Though the woman no longer talks of wanting to die, Metzger said, she still cries over her son, and she still gets angry about living in an institution. He is mindful of how she put it the other day: "The doctor and the medicine help you, but the pain in your heart will live forever."

For most of this century, to the extent that doctors thought about depression and the elderly at all, it was to say that depression among the elderly was understandable, even to be expected. But geriatric psychiatrists and other experts see no reason that the old and infirm should not find some fulfillment in life.

In her book "Another Country -- Navigating the Emotional Terrain of Our Elders" (Riverhead, 1999), Mary Pipher explored the psychological growth that many old people experience as they decline. "There is an amazing calculus," she wrote. "Anyone who isn't an idiot becomes a philosopher."

It is important, experts say, that younger people not impose their fears and stereotypes about old age on the old.

"These people find new relationships and new interests," said Dr.
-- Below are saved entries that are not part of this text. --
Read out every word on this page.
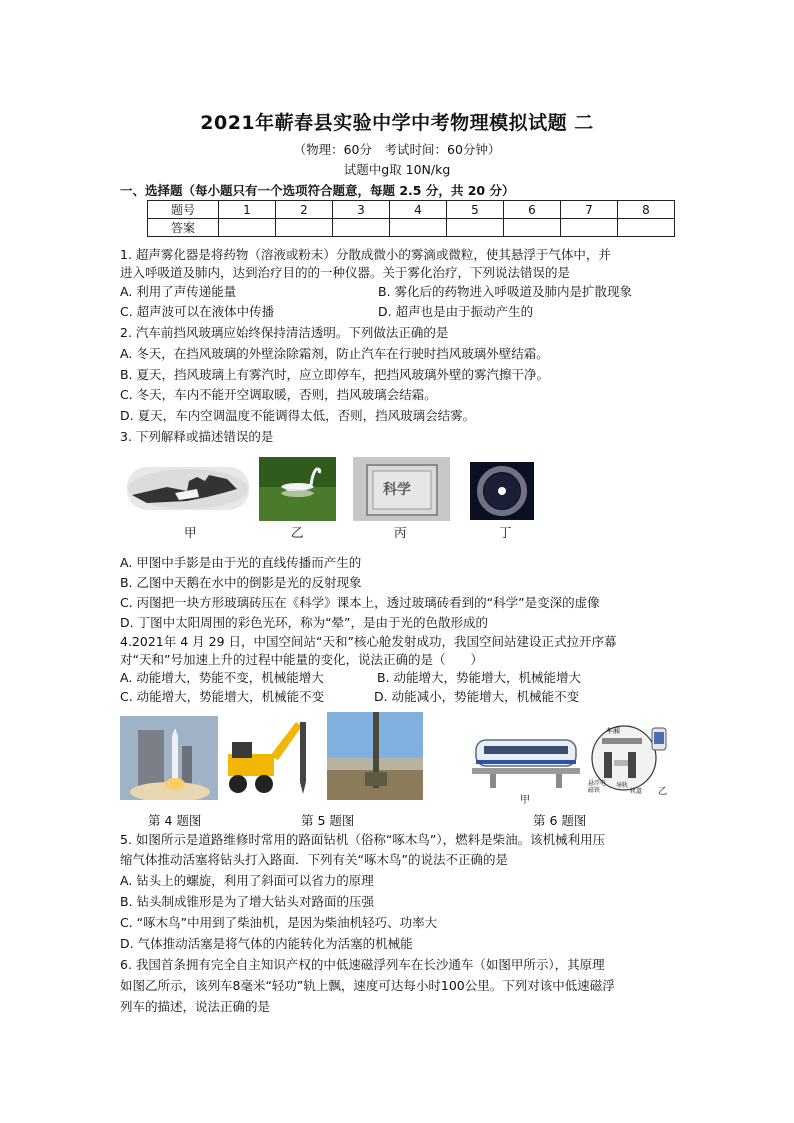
2021年蕲春县实验中学中考物理模拟试题 二
（物理：60分　考试时间：60分钟）
试题中g取 10N/kg
一、选择题（每小题只有一个选项符合题意，每题 2.5 分，共 20 分）
题号	1	2	3	4	5	6	7	8
答案								
1. 超声雾化器是将药物（溶液或粉末）分散成微小的雾滴或微粒，使其悬浮于气体中，并
进入呼吸道及肺内，达到治疗目的的一种仪器。关于雾化治疗，下列说法错误的是
A. 利用了声传递能量	B. 雾化后的药物进入呼吸道及肺内是扩散现象
C. 超声波可以在液体中传播	D. 超声也是由于振动产生的
2. 汽车前挡风玻璃应始终保持清洁透明。下列做法正确的是
A. 冬天，在挡风玻璃的外壁涂除霜剂，防止汽车在行驶时挡风玻璃外壁结霜。
B. 夏天，挡风玻璃上有雾汽时，应立即停车，把挡风玻璃外壁的雾汽擦干净。
C. 冬天，车内不能开空调取暖，否则，挡风玻璃会结霜。
D. 夏天，车内空调温度不能调得太低，否则，挡风玻璃会结雾。
3. 下列解释或描述错误的是
甲	乙
科学
丙	丁
A. 甲图中手影是由于光的直线传播而产生的
B. 乙图中天鹅在水中的倒影是光的反射现象
C. 丙图把一块方形玻璃砖压在《科学》课本上，透过玻璃砖看到的“科学”是变深的虚像
D. 丁图中太阳周围的彩色光环，称为“晕”，是由于光的色散形成的
4.2021年 4 月 29 日，中国空间站“天和”核心舱发射成功，我国空间站建设正式拉开序幕
对“天和”号加速上升的过程中能量的变化，说法正确的是（　　）
A. 动能增大，势能不变，机械能增大	B. 动能增大，势能增大，机械能增大
C. 动能增大，势能增大，机械能不变	D. 动能减小，势能增大，机械能不变
第 4 题图	第 5 题图
甲
车厢
悬浮电磁铁
导轨
轨道 乙
第 6 题图
5. 如图所示是道路维修时常用的路面钻机（俗称“啄木鸟”），燃料是柴油。该机械利用压
缩气体推动活塞将钻头打入路面．下列有关“啄木鸟”的说法不正确的是
A. 钻头上的螺旋，利用了斜面可以省力的原理
B. 钻头制成锥形是为了增大钻头对路面的压强
C. “啄木鸟”中用到了柴油机，是因为柴油机轻巧、功率大
D. 气体推动活塞是将气体的内能转化为活塞的机械能
6. 我国首条拥有完全自主知识产权的中低速磁浮列车在长沙通车（如图甲所示），其原理
如图乙所示，该列车8毫米“轻功”轨上飘，速度可达每小时100公里。下列对该中低速磁浮
列车的描述，说法正确的是
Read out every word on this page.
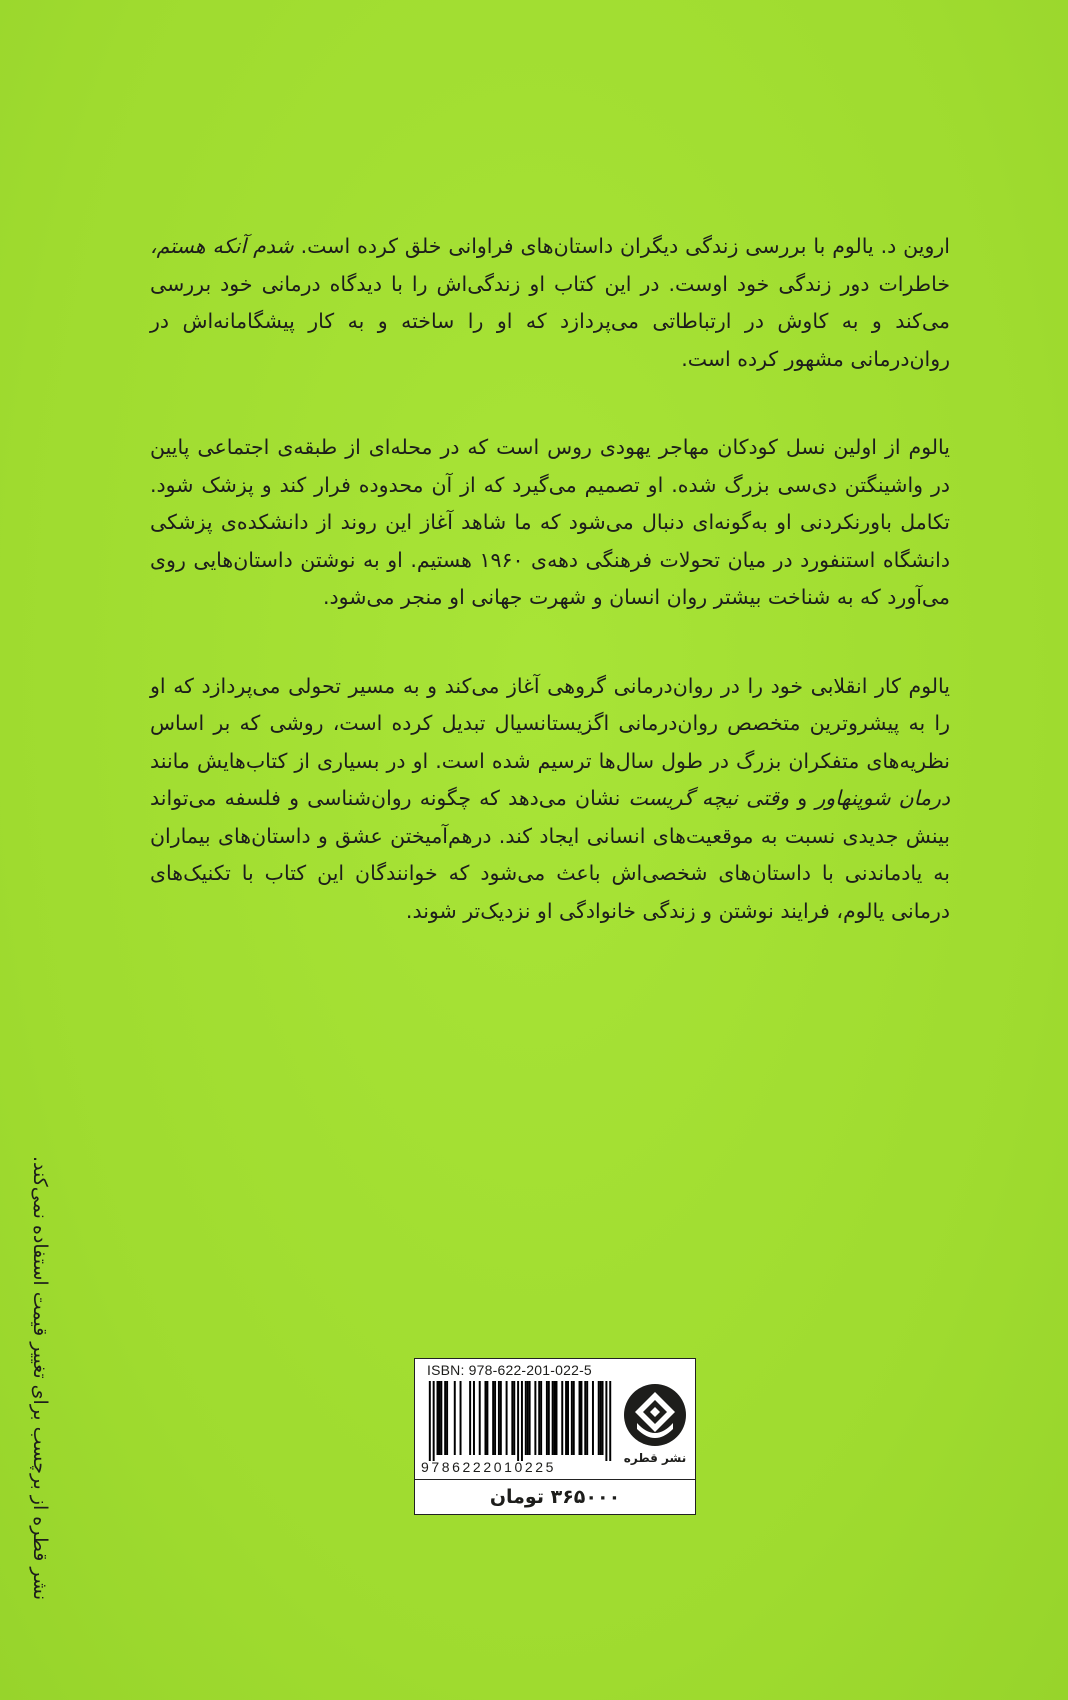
اروین د. یالوم با بررسی زندگی دیگران داستان‌های فراوانی خلق کرده است. شدم آنکه هستم، خاطرات دور زندگی خود اوست. در این کتاب او زندگی‌اش را با دیدگاه درمانی خود بررسی می‌کند و به کاوش در ارتباطاتی می‌پردازد که او را ساخته و به کار پیشگامانه‌اش در روان‌درمانی مشهور کرده است.

یالوم از اولین نسل کودکان مهاجر یهودی روس است که در محله‌ای از طبقه‌ی اجتماعی پایین در واشینگتن دی‌سی بزرگ شده. او تصمیم می‌گیرد که از آن محدوده فرار کند و پزشک شود. تکامل باورنکردنی او به‌گونه‌ای دنبال می‌شود که ما شاهد آغاز این روند از دانشکده‌ی پزشکی دانشگاه استنفورد در میان تحولات فرهنگی دهه‌ی ۱۹۶۰ هستیم. او به نوشتن داستان‌هایی روی می‌آورد که به شناخت بیشتر روان انسان و شهرت جهانی او منجر می‌شود.

یالوم کار انقلابی خود را در روان‌درمانی گروهی آغاز می‌کند و به مسیر تحولی می‌پردازد که او را به پیشروترین متخصص روان‌درمانی اگزیستانسیال تبدیل کرده است، روشی که بر اساس نظریه‌های متفکران بزرگ در طول سال‌ها ترسیم شده است. او در بسیاری از کتاب‌هایش مانند درمان شوپنهاور و وقتی نیچه گریست نشان می‌دهد که چگونه روان‌شناسی و فلسفه می‌تواند بینش جدیدی نسبت به موقعیت‌های انسانی ایجاد کند. درهم‌آمیختن عشق و داستان‌های بیماران به یادماندنی با داستان‌های شخصی‌اش باعث می‌شود که خوانندگان این کتاب با تکنیک‌های درمانی یالوم، فرایند نوشتن و زندگی خانوادگی او نزدیک‌تر شوند.

نشر قطره از برچسب برای تغییر قیمت استفاده نمی‌کند.	ISBN: 978-622-201-022-5
9786222010225
نشر قطره
۳۶۵۰۰۰ تومان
Ira Katz, director of geriatric psychiatry at the University of Pennsylvania School of Medicine. "I truly believe that even in a nursing home, even in someone with heart failure, even with disabling arthritis, with Parkinsonism, with any number of disabling conditions, it really is possible to have pleasure in life and to have a meaningful life if only one isn't depressed."

Even as Katz and other geriatric psychiatrists report that increasing numbers of people are recovering from depression with the help of new medications, experts say the great majority of depressed older Americans are not getting adequate treatment.

The health care system, they say, has not trained physicians to look for depression in older people; managed care gives doctors little time to explore what can be a difficult diagnosis (geriatric psychiatrists often talk with a patient for an hour before prescribing anything), and the newer anti-depressant medications are expensive and require follow-up.